I consider the high/low speed break to be 10 Mbps. If you have a 10 Mbps or less connection, none of this probably impacts you.

Re: Performance tests on a one lung machine

PostPosted: Thu May 24, 2012 11:36 am
by mimauk
Might be a dumb question but -

If I was to add another hard drive to my PC to run NB on, what type would you recommend for the fastest IO? ATA - Sata - Solid State ??

Re: Performance tests on a one lung machine

PostPosted: Thu May 24, 2012 11:43 am
by Quade
Clearly SSD is the fastest but, it's also the most expensive.

SSD if you can afford it.

SATA. The larger the drive typically the faster it is. I'd want 7200 RPM and would avoid "green" drives.

ATA is pretty much dead.

One optimization is to download to one drive and unrar to the other. That should give best unrar performance.

Re: Performance tests on a one lung machine

PostPosted: Thu May 24, 2012 12:10 pm
by mimauk
Thanks for the reply.

Re: Performance tests on a one lung machine

PostPosted: Thu May 24, 2012 6:22 pm
by Quade
I have another data point.

HP1000 Netbook, DuoCore atom running at 1.6 Ghz. Internal 16 GB SSD. Downloads going to a generic external USB drive over a USB2 interface.

This machine truly shocked me. It's maintaining 40 Mbps WHILE unraring and repairing. It hits 80 Mbps when it's not unraring. It absolutely smokes the supposedly more powerful. 2 GHz AMD machine. Smokes it even though the AMD was using an internal hard disk and the netbook is using external USB.

This netbook would be a perfectly viable download slave for someone who uses search, the IOS remote control app or NZB files.
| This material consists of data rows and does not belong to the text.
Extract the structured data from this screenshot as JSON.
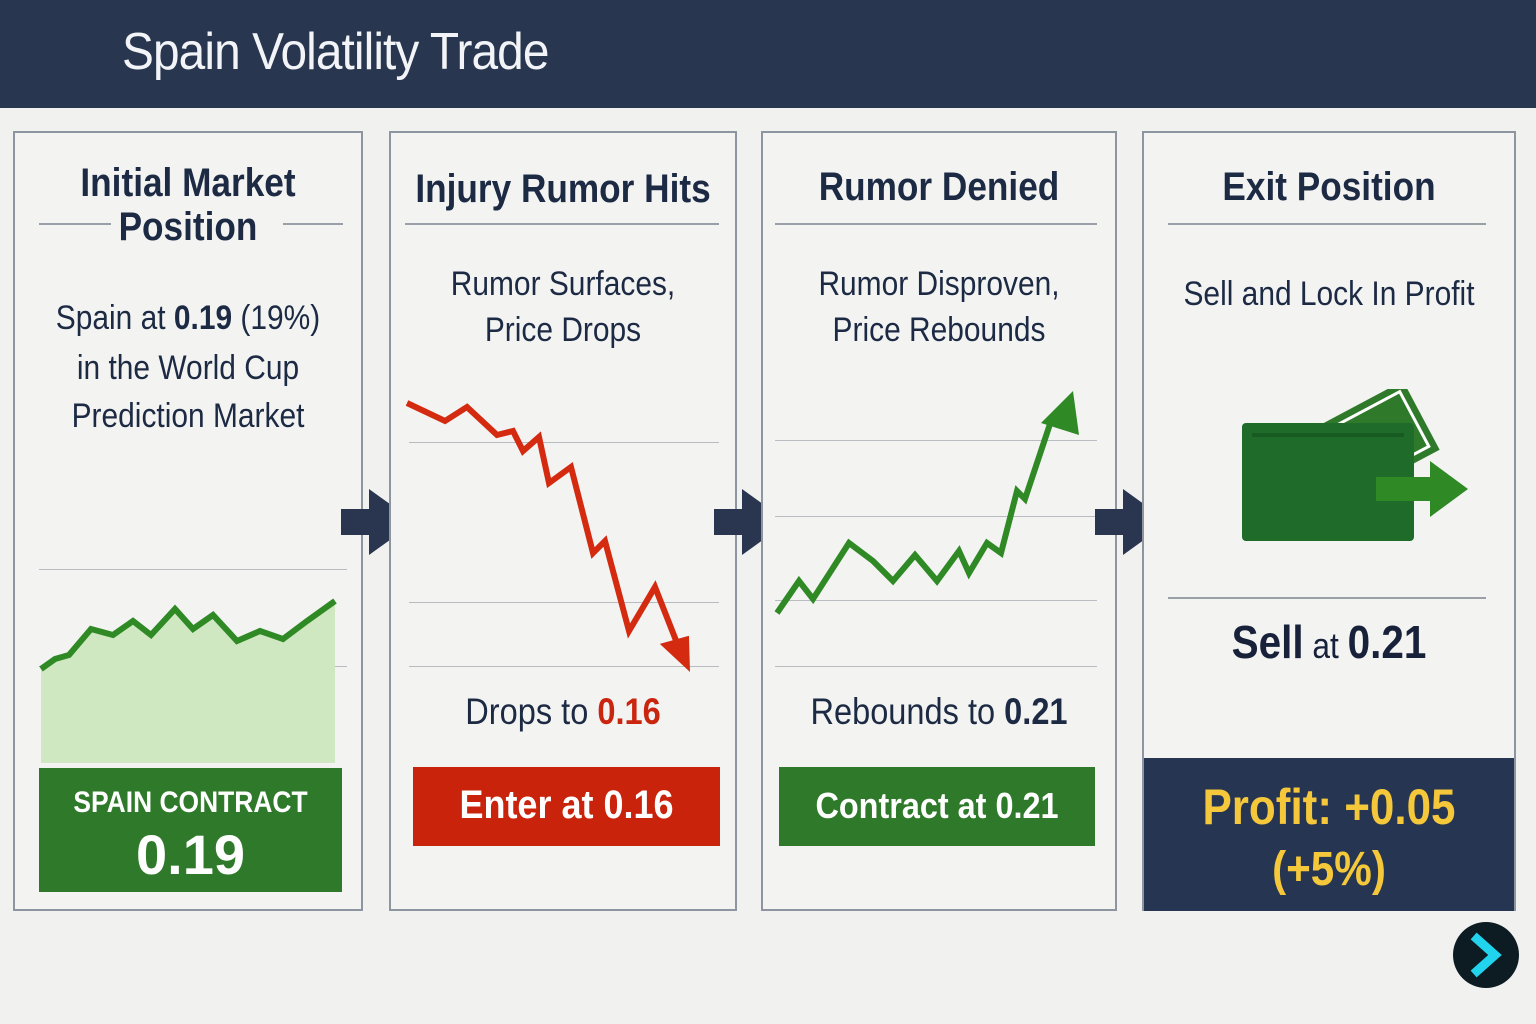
{
  "header": {
    "title": "Spain Volatility Trade"
  },
  "panels": [
    {
      "title_line1": "Initial Market",
      "title_line2": "Position",
      "desc_line1_prefix": "Spain at ",
      "desc_line1_bold": "0.19",
      "desc_line1_suffix": " (19%)",
      "desc_line2": "in the World Cup",
      "desc_line3": "Prediction Market",
      "box_label": "SPAIN CONTRACT",
      "box_value": "0.19"
    },
    {
      "title": "Injury Rumor Hits",
      "desc_line1": "Rumor Surfaces,",
      "desc_line2": "Price Drops",
      "note_prefix": "Drops to ",
      "note_value": "0.16",
      "box_label": "Enter at 0.16"
    },
    {
      "title": "Rumor Denied",
      "desc_line1": "Rumor Disproven,",
      "desc_line2": "Price Rebounds",
      "note_prefix": "Rebounds to ",
      "note_value": "0.21",
      "box_label": "Contract at 0.21"
    },
    {
      "title": "Exit Position",
      "desc": "Sell and Lock In Profit",
      "sell_prefix": "Sell",
      "sell_mid": " at ",
      "sell_value": "0.21",
      "profit_line1": "Profit: +0.05",
      "profit_line2": "(+5%)"
    }
  ],
  "icons": {
    "flow_arrow": "right-arrow-icon",
    "cash": "cash-wallet-icon",
    "next": "chevron-right-icon"
  },
  "colors": {
    "header": "#283650",
    "green": "#2f7a2a",
    "red": "#c9230c",
    "navy": "#263551",
    "profit": "#f5c73a",
    "next_chevron": "#22d3ee"
  }
}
It's got no fan, runs cools and uses next to no power.

Re: Performance tests on a one lung machine

PostPosted: Thu May 24, 2012 6:36 pm
by TMM
are there any optimisations I should do when using an SSD as a download drive I do not want it to prematurely killed the drive

Re: Performance tests on a one lung machine

PostPosted: Fri May 25, 2012 9:44 am
by Quade
Another data point. I have two large damaged test sets that simply won't repair on the Netbook but, repaired on my big iron machine and on the AMD. Not sure why at this point.

Edit: I figured out why the repair and unrar FAILS. The download disk is formatted FAT32. The takeaway is that FAT32 is a bad idea when downloading biggish files.
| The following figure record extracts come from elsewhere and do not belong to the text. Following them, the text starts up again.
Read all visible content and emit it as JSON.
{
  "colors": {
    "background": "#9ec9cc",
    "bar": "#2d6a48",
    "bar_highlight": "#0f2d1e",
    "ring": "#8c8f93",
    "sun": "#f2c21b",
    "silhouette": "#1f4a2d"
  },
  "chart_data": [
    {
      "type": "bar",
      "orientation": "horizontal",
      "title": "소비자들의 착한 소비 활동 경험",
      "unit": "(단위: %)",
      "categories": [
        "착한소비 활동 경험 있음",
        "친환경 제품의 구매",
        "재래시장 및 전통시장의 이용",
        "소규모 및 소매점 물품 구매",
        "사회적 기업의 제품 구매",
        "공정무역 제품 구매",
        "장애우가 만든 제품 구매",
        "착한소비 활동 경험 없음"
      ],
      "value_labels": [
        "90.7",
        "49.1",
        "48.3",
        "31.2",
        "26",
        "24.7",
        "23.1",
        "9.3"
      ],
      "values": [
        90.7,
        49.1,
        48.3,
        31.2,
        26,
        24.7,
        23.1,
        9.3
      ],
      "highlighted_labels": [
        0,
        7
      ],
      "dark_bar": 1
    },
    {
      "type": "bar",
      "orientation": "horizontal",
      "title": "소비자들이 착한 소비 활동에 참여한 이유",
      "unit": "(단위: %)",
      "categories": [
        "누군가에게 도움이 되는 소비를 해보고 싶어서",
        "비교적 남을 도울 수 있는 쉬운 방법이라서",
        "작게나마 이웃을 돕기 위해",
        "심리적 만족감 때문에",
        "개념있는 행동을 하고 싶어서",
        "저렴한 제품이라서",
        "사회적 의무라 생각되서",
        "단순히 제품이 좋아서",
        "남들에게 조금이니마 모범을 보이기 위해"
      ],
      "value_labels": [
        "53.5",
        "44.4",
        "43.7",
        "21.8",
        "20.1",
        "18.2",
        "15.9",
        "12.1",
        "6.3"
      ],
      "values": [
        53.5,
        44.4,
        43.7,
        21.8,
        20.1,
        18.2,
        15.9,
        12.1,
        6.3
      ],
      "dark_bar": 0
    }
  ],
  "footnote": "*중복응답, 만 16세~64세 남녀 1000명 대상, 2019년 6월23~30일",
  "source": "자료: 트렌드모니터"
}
are there any optimisations I should do when using an SSD as a download drive I do not want it to prematurely killed the drive


It might be worth using "High Speed" mode, meaning it might be worth running Newsbin "As Administrator" so, Windows doesn't clear the files before Newsbin writes to them. If you're using XP, this is the default. This clearing can double the amount of IO to the disk.
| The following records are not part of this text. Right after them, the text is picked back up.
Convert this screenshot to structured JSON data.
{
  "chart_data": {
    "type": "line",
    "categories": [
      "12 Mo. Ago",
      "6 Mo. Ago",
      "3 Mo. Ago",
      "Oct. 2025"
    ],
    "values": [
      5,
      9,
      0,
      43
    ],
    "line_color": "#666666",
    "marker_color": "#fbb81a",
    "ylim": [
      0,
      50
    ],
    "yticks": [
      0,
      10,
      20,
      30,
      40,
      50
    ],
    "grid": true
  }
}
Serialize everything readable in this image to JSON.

Re: Performance tests on a one lung machine

PostPosted: Fri May 25, 2012 11:09 am
by Quade
Re-formatting the disk to NTFS fixed the "No Repair/No Unrar" problem. The takeaway is don't use FAT32 any more.

Re: Performance tests on a one lung machine

PostPosted: Fri May 25, 2012 12:26 pm
by itimpi
Quade wrote:Re-formatting the disk to NTFS fixed the "No Repair/No Unrar" problem. The takeaway is don't use FAT32 any more.

Makes sense. FAT32 has a 4GB file size limit and things like a DVD image are typically larger than that.

Re: Performance tests on a one lung machine

PostPosted: Fri May 25, 2012 1:21 pm
by Quade
Exactly, that's what the problem was.